Before anything else, thank you. We are honored that you're even considering contributing to DataCleaner.
This guide will help you get started with DataCleaner's development environment. You'll also find the set of rules you're expected to follow in order to submit improvements and fixes.
Our issue list is avialable on GitHub: DataCleaner issues. It's non-exhaustive and anyone is invited to post their own wishes and requirements as issues.
We generally use these communication tools to discuss features:
- The issue list itself. We want you to comment on it, post new issues etc.
- The online DataCleaner discussion forum. Especially if it is more of a question or a use case issue rather than a bug or technical feature description.
Fork and clone the repository:
> git clone https://github.com/datacleaner/DataCleaner.git DataCleaner
Try your first build:
> cd DataCleaner
> mvn clean install
Please use our issue list to report issues and ideas that you might work on. This is a great way to bounce ideas and get input to your contributions.
When submitting your patch, keep in mind that it should be easy for others to review. Therefore consider:
- Don't change spaces to tabs or stuff like that.
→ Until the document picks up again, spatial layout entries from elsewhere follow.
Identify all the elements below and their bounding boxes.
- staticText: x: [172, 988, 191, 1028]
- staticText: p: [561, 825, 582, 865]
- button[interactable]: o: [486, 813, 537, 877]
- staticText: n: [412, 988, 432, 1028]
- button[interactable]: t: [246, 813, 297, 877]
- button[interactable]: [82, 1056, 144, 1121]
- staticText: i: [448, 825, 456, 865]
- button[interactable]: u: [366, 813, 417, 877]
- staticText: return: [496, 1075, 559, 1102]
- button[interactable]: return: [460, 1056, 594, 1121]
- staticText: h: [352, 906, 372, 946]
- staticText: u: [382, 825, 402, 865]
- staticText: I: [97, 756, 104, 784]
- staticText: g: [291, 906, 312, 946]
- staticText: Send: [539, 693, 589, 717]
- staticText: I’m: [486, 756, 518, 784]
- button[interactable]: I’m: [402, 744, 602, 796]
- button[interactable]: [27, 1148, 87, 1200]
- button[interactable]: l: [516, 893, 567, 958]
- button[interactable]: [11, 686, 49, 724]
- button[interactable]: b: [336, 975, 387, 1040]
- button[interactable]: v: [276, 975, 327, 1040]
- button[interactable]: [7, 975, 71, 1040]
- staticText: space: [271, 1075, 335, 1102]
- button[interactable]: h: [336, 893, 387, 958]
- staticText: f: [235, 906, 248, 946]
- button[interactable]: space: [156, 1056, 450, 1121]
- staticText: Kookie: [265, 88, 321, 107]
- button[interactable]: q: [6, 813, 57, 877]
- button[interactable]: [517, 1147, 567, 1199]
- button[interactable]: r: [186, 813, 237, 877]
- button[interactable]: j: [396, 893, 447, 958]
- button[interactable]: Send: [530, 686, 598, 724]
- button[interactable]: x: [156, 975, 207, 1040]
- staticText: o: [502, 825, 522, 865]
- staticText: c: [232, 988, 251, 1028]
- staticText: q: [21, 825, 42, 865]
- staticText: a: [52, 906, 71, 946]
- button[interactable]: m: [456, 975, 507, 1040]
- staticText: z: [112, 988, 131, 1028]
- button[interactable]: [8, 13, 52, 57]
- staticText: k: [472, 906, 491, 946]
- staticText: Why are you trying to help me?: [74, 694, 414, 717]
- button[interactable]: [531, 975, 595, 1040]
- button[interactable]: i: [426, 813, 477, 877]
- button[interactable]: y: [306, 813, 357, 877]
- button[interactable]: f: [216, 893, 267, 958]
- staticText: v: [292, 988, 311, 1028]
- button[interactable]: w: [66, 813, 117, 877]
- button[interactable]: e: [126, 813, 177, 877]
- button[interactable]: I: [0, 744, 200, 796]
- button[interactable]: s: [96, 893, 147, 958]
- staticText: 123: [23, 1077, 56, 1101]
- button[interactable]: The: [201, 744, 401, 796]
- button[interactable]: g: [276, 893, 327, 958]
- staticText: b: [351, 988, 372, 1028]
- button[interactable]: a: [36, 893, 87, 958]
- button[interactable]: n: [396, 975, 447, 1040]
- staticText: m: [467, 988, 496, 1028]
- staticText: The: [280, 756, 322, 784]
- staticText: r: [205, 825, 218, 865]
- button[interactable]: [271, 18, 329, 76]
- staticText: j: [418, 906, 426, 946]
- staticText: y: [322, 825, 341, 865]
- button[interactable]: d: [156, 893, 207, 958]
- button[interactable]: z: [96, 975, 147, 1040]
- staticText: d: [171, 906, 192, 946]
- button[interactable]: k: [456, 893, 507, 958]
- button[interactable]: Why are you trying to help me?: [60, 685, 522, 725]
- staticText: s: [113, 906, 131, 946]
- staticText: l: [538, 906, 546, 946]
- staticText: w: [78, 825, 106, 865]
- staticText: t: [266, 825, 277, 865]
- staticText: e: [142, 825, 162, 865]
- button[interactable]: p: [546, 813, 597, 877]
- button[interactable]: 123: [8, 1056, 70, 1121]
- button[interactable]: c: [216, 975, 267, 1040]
Clean up your patch so that it is readable.
- We prefer you to post your patch as a GitHub Pull Request, and if possible please mention any relevant issue numbers in the Pull Request description.
- If a Pull Request is NOT possible for whatever reason, use "git diff" to make a .diff file and post it as a Gist or something else, and add a comment with a link to the diff on the relevant issue.
Your patches receive extra points if there's a good set of unittests with it. If you're contributing a core utility/service/function then it is a requirement.
That said, especially the UI aspects (Swing or web frontend) are generally accepted as "not always feasible to test".
By default the build will include all self-contained tests, including some quick integration tests.
If you plan on submitting code, read this carefully. Please note it is not yet complete.
Our code style looks a lot like any other Java coding guidelines. Distinctive choices though:
- We format indentation using spaces, not tabs. We use 4 spaces for each indentation.
- We often prefix instance variables with an underscore (_). This to easily distinguish between method local and instance variables, as well as avoiding the overuse of the 'this' keyword in e.g. setter methods.
- We format line wrapping using a desired max line length of 120 characters.
- When possible, we tend to like the "final" keyword. This makes for more robust code and immutability is especially important in batch processing applications like DataCleaner.